SHATTERED: Defying Expectations in Glass
June 5 - July 30, 2015
Oakland, CA Chandra Cerrito Contemporary is pleased to present Shattered, a group exhibition in celebration of the annual GAS (Glass Art Society) conference, held this year in San Jose. This exhibition includes artists from Northern California and beyond whose works incorporating glass are more aligned with contemporary sculpture or installation than with traditional art glass.
Today, glass artists are breaking the mold and pushing their practices far beyond the utilitarian factory objects and decorative studio vessels of times past. The artists featured in Shattered blend traditional glass working methods (blowing, casting, lamp working) and materials (mirrors, uranium glass) with new technologies (low rpm motors, 3D scans and prints, LEDs) creating sculptural artworks and encompassing installations.
Lynne-Rachel Altman’s Drawing Permeable Containment explores “separation anxiety” by the performance-like act of dripping ink through wall-mounted sintered glass pockets. Ink stains resulting on the wall and floor reference “permeability, capillary movement, holding and loss.” A nod to sculptural sensibilities and practices, these glass pockets were formed from molds of metal pour cups at the Crucible, an industrial arts educational facility in Oakland, CA.

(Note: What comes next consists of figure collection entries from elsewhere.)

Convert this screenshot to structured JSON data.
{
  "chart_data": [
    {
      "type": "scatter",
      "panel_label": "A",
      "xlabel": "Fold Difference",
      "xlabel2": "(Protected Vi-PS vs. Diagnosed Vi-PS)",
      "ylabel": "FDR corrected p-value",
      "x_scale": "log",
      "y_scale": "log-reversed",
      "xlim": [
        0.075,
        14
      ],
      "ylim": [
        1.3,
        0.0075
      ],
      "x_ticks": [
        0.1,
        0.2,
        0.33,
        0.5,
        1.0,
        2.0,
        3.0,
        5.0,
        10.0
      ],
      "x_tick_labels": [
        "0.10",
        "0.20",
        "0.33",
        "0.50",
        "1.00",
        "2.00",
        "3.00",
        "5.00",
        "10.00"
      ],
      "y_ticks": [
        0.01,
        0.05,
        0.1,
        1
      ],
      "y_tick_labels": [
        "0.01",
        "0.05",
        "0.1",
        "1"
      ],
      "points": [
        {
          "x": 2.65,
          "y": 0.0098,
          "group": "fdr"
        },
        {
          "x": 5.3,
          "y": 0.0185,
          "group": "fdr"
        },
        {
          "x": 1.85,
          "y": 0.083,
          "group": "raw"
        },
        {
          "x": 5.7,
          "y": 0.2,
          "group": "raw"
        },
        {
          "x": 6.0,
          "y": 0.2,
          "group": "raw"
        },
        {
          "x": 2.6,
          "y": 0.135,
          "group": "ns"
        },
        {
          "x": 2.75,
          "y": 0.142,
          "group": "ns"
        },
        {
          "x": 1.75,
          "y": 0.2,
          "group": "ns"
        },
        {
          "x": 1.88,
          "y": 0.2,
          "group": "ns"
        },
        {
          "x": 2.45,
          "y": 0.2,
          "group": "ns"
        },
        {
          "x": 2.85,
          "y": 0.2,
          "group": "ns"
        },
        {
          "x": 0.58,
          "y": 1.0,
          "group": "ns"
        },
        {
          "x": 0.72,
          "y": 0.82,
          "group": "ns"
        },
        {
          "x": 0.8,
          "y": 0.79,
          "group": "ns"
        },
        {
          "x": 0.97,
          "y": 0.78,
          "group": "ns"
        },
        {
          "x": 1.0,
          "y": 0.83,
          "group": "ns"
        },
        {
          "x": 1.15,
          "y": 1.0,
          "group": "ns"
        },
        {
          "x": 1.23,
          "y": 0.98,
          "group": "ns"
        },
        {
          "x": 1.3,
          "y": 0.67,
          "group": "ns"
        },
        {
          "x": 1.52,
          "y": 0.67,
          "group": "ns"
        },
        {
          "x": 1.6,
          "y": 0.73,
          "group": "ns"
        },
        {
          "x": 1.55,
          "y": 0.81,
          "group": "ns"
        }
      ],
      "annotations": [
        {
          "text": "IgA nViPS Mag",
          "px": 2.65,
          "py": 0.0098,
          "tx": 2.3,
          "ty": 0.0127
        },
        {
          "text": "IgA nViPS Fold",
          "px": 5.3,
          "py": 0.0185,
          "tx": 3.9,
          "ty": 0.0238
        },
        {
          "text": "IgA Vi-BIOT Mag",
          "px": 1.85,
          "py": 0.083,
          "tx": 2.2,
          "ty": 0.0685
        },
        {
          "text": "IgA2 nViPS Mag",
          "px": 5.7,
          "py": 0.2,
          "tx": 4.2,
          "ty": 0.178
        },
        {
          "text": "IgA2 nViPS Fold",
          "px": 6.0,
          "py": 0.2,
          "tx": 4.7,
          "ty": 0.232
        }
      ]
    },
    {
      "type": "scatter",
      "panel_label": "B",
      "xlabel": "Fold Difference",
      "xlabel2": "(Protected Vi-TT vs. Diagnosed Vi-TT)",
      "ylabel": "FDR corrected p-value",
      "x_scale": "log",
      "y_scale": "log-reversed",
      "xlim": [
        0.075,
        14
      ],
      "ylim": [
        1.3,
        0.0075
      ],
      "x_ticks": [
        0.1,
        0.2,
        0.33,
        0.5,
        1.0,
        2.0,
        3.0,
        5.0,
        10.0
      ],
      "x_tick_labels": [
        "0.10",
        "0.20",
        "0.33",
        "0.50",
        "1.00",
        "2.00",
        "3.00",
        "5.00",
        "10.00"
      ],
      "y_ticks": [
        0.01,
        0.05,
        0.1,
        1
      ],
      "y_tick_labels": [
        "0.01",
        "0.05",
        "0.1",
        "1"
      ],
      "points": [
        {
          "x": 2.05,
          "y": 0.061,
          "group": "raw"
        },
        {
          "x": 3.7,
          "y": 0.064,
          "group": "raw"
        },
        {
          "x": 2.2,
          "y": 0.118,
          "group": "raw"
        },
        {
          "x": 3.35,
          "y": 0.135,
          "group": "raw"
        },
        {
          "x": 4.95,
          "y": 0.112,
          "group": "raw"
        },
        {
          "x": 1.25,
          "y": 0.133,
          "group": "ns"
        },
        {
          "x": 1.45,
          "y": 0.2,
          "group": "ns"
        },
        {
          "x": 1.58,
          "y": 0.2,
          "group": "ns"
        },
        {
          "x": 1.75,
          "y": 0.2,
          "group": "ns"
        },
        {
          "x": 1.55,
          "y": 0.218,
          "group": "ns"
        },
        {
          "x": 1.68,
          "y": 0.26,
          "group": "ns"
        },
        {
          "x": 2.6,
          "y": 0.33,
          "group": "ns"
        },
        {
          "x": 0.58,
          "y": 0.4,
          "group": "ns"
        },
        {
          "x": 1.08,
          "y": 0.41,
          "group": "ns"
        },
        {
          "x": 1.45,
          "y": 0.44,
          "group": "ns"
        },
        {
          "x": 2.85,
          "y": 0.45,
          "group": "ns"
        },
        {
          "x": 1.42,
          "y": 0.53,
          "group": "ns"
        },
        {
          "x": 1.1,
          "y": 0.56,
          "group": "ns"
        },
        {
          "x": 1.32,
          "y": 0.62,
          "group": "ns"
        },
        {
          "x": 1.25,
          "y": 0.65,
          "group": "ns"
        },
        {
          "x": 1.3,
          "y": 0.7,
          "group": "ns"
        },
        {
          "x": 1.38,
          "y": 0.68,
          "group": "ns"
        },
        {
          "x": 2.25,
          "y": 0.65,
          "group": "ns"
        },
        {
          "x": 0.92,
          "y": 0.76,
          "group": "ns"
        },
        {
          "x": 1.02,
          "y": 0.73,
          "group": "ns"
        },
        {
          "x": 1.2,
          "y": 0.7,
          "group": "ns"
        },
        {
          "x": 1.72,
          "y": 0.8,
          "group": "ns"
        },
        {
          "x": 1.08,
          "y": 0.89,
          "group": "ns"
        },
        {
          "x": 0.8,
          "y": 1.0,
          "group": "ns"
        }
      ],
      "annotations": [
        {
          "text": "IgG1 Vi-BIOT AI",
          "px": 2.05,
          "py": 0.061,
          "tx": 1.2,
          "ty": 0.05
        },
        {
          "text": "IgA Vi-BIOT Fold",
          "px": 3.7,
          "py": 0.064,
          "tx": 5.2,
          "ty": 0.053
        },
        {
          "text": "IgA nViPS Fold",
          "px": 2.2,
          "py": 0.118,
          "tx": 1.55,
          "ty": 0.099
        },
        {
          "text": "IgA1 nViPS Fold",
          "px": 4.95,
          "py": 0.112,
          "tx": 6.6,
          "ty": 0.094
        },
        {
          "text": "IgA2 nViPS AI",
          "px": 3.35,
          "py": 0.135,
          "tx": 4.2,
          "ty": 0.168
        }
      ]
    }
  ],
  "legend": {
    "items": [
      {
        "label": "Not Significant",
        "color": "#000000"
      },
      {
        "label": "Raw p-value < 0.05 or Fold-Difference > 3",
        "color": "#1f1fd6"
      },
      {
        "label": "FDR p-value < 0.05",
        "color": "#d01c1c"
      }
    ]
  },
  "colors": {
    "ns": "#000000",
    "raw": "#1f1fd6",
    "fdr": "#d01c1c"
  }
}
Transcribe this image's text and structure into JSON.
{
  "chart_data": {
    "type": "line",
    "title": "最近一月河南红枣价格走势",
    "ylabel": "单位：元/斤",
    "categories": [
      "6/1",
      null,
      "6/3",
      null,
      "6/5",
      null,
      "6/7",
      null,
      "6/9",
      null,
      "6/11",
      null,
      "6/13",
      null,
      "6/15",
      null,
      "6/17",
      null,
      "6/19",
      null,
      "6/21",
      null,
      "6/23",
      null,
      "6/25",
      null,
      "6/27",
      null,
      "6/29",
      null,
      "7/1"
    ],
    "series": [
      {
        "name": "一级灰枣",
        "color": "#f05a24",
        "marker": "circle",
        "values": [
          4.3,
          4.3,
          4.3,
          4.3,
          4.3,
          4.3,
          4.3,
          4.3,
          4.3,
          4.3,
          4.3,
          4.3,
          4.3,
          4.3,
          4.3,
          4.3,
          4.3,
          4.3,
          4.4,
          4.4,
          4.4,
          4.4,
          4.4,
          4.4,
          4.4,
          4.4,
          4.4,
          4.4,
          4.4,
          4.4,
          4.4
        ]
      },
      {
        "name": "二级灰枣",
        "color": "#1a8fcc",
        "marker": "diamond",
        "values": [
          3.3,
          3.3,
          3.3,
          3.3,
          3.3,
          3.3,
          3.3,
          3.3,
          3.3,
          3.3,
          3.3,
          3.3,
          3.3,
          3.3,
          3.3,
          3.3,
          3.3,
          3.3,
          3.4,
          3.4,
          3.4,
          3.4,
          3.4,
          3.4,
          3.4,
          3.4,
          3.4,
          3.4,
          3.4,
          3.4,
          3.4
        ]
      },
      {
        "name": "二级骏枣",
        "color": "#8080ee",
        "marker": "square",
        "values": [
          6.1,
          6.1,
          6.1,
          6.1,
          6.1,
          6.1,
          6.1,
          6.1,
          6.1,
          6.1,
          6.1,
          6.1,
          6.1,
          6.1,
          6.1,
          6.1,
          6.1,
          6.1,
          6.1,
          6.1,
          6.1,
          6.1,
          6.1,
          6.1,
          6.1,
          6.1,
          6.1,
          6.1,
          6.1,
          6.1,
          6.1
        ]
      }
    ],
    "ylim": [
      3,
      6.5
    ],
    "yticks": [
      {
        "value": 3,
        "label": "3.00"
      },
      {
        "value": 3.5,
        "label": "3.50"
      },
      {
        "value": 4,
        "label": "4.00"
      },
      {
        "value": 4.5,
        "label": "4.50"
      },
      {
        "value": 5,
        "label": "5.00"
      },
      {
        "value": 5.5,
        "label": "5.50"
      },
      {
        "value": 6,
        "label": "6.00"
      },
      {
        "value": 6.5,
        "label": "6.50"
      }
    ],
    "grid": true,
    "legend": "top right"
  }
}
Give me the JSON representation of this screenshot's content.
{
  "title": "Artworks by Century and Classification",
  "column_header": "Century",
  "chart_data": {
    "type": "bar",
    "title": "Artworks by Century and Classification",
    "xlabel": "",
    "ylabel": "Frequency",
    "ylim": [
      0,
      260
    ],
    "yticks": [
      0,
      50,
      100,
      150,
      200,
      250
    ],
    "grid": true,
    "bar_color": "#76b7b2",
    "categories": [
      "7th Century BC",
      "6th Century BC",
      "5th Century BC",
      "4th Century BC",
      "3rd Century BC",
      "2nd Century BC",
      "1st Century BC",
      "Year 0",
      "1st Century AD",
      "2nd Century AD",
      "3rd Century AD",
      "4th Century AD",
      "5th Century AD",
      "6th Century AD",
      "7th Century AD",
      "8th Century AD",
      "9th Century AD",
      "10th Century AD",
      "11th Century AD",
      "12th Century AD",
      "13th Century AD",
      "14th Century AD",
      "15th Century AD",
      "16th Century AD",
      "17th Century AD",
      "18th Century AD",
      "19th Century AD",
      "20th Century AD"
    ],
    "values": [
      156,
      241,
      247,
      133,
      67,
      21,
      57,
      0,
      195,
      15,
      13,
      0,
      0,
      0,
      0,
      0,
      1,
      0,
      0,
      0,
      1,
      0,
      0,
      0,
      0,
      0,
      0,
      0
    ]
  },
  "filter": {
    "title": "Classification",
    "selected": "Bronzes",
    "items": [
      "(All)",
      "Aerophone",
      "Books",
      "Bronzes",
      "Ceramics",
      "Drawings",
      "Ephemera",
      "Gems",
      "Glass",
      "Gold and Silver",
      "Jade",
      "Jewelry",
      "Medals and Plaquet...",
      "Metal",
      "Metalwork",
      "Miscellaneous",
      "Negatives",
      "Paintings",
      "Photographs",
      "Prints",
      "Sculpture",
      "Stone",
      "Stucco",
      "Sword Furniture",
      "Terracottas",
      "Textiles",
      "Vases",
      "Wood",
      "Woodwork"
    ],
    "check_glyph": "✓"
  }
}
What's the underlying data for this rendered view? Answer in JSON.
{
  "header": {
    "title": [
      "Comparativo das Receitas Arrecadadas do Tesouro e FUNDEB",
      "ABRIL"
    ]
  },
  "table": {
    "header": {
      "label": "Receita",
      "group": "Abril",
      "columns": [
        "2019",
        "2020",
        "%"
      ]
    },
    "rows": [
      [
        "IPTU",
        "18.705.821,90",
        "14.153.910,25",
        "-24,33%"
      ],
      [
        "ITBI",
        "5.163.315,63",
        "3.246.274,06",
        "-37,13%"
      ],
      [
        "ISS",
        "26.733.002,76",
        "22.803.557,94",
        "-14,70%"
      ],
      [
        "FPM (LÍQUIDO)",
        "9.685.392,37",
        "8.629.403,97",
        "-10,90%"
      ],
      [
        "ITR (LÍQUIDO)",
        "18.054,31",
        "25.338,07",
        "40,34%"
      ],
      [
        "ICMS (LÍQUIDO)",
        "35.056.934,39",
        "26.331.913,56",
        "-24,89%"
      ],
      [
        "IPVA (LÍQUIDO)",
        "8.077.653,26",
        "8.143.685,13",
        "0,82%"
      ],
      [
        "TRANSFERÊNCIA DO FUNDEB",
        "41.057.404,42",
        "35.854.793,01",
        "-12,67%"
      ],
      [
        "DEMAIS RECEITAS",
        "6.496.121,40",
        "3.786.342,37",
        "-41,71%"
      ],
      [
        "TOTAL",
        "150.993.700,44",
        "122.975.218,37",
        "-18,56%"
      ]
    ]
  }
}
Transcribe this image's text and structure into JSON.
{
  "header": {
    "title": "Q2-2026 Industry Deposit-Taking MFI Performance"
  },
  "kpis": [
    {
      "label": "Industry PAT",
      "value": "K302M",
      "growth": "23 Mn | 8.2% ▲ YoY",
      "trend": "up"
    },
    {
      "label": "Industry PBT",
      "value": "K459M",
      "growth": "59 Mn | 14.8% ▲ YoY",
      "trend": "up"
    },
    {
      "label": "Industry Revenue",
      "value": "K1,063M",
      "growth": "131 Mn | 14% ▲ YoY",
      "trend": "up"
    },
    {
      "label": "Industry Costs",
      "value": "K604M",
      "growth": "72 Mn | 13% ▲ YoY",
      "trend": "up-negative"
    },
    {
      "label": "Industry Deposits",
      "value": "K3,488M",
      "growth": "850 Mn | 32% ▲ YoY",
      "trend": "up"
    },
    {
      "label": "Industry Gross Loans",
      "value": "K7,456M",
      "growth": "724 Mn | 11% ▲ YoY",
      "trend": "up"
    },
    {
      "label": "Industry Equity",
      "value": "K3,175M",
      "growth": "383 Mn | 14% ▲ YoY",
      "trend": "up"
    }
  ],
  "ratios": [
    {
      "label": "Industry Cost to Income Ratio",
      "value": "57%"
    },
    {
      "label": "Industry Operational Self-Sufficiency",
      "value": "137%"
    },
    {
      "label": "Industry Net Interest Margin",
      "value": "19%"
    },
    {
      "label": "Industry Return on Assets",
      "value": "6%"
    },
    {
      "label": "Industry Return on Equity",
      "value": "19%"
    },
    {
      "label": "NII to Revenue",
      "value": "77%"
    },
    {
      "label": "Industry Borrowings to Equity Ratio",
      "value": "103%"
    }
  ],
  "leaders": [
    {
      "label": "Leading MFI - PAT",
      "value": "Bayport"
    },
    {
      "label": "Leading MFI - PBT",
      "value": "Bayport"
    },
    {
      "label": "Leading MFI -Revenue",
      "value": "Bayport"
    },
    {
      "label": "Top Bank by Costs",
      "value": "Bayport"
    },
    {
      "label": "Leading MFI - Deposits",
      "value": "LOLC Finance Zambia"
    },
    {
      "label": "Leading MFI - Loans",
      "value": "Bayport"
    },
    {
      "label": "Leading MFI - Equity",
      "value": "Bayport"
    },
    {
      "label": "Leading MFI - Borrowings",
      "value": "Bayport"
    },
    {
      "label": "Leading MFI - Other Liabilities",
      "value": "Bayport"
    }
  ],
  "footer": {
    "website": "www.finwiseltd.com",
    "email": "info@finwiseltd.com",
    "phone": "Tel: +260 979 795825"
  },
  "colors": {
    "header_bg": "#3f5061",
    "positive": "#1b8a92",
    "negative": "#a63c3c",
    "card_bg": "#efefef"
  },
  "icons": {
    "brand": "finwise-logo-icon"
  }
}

In a more painterly form, Cassandria Blackmore reverse paints glass, and then shatters it, creating a sublime landscape of cracks, frozen in time. “It’s the essence of breaking down an image and restoring it to another version of itself that intrigues me.” Defunct typewriters, old cameras and rotary telephones are cast in clear glass in Jen Blazina’s nostalgic sculptural objects, which sometimes incorporate printmaking and photography techniques. By combining processes and coopting outmoded tools, the artist is able to “recast the history of the objects as part of (her) own current voice.”
The aesthetic qualities inherent in contemporary industrial materials inform the work of Randy Colosky. Similar to Altman’s appropriation of metal pour cups, Colosky deconstructs the process of making metal sculpture, revealing the “underside” of lost wax casting. Leftover sprues (used as channels for molten metal during the casting process) become the principal, repeated form for his cast glass works.
Thérèse Lahaie’s scoured glass mirror throws light across and around the gallery. Powered by low RPM motors, this kinetic work conjures an ancient, meditative, watery rhythm of light and shadow mediated by modern mechanics.
In Helen Lee’s work, cursive blown glass letters of the word “penmanship” are lit by motion-triggered LEDs, engaging the viewer in an exploration of language. The artist is “interested in the complexities that arise when one thing becomes another. This curiosity traverses a circuit of relationships between: the body and language / language and design / design and glass / glass and the body. How does breath become sound become spoken word become written word become dimensional form, shaped by breath?”
Cathy Cunningham-Little conducts almost scientific investigations to examine visual perception through the use of light and glass. Wall-mounted shards of dichroic glass (the kind developed by NASA) transmit one color and reflect their complementary color. With deliberate placement and careful mixing of light, defined shapes of color appear as ethereal “paintings.”
Clifford Rainey’s torso, posed similarly to Auguste Rodin’s classical sculpture The Age of Bronze, was 3D scanned and printed to create the mold in which he cast uranium glass that fluoresces green. This glass mixture with trace amounts of uranium, common in mid-19th century glass, is illuminated using UV light, which is used in contemporary medical imaging and security applications.
Weaving science with art, David Ruth created molds of glacial rocks and ice while in Antarctica in 2006 as part of a National Science Foundation Grant for artists. Since then, he has continued to cast glass sculptures reminiscent of the glassy, blue-green caves and icebergs from his exploration.
Kana Tanaka often explores perception using repetition, immersive installations, and the light-bending properties of glass. Her work entitled Space Between and Beyond is comprised of glass formed by lamp working and threaded with metal loops that pierce the wall. It evokes organic forms like rain, dew, water, and stars in the sky.
With a wide variety of approaches, the artists in Shattered utilize an ordinary material commonly regarded for functionality, static beauty, or eye-catching color, and transform it to conjure the nearly intangible: psychological states, nostalgia, light, language, perception, water, and space.